Chris Kanaracus | March 8, 2013
It may not be "feasible" to complete a gigantic SAP software project meant to unify California's many public employee payroll systems, according to a report issued this week by the state's Legislative Analyst's office.

It may not be "feasible" to complete a gigantic SAP software project meant to unify California's many public employee payroll systems, according to a report issued this week by the state's Legislative Analyst's office.

California officials recently fired SAP from the struggling US$373 million project. While the project had been based on SAP software from the start, the vendor came on as systems integrator in 2010, after the state fired BearingPoint, its original contractor.

While the first of five project phases went live last year, it "revealed a significant volume of troubling errors," according to state Controller John Chiang's office. Employees covered under phase one reportedly suffered from incorrect pay calculations and other issues.

California has already spent more than $260 million on the project and officials are undergoing an assessment of what to do next, including whether it will be possible to use any part of SAP's work.

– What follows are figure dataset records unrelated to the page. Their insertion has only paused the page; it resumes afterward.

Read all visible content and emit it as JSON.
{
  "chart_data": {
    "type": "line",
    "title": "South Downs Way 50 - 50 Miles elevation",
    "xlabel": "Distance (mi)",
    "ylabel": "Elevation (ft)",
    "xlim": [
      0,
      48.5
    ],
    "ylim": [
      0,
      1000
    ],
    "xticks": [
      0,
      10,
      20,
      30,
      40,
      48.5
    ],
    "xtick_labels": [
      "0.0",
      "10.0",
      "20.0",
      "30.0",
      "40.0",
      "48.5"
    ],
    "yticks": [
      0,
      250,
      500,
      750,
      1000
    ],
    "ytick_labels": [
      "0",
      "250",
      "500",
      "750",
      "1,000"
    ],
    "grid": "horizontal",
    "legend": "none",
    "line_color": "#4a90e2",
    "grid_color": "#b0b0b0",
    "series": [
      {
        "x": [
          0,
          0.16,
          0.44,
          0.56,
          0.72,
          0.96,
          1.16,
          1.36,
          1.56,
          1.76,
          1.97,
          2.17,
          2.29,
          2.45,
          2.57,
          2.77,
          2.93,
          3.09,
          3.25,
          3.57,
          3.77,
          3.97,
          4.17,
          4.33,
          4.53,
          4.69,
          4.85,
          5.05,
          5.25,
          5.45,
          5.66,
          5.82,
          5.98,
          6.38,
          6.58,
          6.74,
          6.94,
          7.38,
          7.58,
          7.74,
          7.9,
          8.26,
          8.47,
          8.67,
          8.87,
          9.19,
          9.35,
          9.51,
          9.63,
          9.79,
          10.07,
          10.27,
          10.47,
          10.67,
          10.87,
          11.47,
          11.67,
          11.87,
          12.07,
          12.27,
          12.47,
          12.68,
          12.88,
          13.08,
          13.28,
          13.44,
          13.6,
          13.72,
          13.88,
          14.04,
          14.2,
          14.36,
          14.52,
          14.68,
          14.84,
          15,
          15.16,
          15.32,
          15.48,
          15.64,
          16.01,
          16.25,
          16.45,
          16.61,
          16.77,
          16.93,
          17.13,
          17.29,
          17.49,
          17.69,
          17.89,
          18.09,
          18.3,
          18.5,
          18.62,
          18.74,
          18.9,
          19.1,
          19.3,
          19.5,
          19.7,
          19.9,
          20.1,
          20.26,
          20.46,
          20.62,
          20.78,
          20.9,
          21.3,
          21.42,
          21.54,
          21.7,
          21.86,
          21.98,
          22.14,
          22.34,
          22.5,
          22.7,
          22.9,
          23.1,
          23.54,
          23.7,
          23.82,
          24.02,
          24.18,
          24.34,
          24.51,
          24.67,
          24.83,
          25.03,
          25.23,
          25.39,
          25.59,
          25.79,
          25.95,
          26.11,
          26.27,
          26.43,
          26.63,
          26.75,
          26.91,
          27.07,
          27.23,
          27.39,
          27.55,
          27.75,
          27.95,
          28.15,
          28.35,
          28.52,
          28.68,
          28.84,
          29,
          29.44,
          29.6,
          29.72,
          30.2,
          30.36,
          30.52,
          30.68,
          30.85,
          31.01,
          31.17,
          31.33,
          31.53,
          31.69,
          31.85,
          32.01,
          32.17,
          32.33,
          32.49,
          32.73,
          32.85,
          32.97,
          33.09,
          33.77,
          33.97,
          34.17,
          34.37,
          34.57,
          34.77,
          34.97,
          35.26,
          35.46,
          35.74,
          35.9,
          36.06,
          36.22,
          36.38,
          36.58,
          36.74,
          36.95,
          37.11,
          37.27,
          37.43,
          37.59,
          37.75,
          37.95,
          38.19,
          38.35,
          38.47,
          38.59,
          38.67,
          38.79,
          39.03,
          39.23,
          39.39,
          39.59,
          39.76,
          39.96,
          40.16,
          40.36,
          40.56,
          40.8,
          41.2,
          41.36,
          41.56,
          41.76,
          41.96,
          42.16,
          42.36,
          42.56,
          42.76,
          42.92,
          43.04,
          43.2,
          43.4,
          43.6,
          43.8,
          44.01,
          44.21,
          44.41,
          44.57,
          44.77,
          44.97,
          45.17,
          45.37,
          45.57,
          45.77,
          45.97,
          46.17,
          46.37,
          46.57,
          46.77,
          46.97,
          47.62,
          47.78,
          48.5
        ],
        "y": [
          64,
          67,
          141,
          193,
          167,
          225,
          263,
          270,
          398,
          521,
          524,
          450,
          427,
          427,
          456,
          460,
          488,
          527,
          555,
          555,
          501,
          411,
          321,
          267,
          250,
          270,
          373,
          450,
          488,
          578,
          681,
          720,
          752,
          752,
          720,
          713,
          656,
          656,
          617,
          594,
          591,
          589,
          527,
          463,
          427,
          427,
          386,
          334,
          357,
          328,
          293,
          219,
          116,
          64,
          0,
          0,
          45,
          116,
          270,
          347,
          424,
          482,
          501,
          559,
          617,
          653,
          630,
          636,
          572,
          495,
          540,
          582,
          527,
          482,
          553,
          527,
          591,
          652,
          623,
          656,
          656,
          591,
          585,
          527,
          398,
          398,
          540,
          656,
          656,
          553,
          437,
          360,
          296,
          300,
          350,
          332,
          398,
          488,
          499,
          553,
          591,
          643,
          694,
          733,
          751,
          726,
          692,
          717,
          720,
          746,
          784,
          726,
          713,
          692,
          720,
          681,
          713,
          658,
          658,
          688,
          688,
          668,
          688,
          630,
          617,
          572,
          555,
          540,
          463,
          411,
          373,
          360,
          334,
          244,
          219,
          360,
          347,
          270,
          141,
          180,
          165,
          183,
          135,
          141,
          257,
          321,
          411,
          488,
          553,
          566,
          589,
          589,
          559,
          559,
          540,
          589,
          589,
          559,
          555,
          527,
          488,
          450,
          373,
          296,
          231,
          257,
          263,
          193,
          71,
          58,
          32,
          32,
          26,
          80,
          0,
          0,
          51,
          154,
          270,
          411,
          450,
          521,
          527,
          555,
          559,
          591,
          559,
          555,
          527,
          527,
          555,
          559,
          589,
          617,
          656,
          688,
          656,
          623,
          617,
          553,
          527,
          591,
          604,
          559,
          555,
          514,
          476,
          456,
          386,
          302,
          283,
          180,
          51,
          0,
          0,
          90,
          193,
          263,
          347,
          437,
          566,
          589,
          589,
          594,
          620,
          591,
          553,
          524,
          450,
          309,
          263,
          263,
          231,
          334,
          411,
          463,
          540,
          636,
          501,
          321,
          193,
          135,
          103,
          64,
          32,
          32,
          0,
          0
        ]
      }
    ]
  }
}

Dubbed MyCalPAYS, the system was first proposed in 2004 and would serve nearly 300,000 state employees, according to the Legislative Analyst's office report.

"The Legislature now faces very difficult decisions concerning this project," the report states. One path may be to decide spending more money on the project is foolish and instead funds should be directed elsewhere, it adds. "The Legislature, on the other hand, must weigh this concern against the importance of updating the state's aged payroll systems, a critical component of the state's personnel and financial management."

However, in general, California's legacy payroll systems "seem a credible (and, in practice, the only) alternative for the state to use over the next few years," the report states. "Given the availability of these still-functioning legacy systems, we suggest that the Legislature prioritize thoroughness over timeliness as it evaluates the shortcomings of [MyCalPAYS] and considers new alternatives."

It could take a year or more for the state to have an independent contractor thoroughly vet SAP's work and decide on a best course of action, the report adds.

However, continuing the MyCalPAYS project as currently envisioned may not be possible, according to the report: "Due to recent events, it is unclear to our office that integrating the state's payroll systems, in their current structure, is feasible."

Lawmakers should ultimately weigh both that scenario as well as a number of alternatives, it adds.

These include sticking with and maintaining the legacy systems; updating legacy systems in a decentralized manner; and hiring a contractor "to restart configuration with a new underlying software solution," the report states.

An SAP spokesman declined to comment Thursday on the report's findings and pointed to SAP's previous statement on being fired from the project.

"SAP is extremely disappointed in the SCO's actions," the company said at the time. "SAP stands behind our software and actions." Its software is "functioning in thousands of government agencies around the world," and SAP believes it has satisfied all of its contractual obligations, the statement added.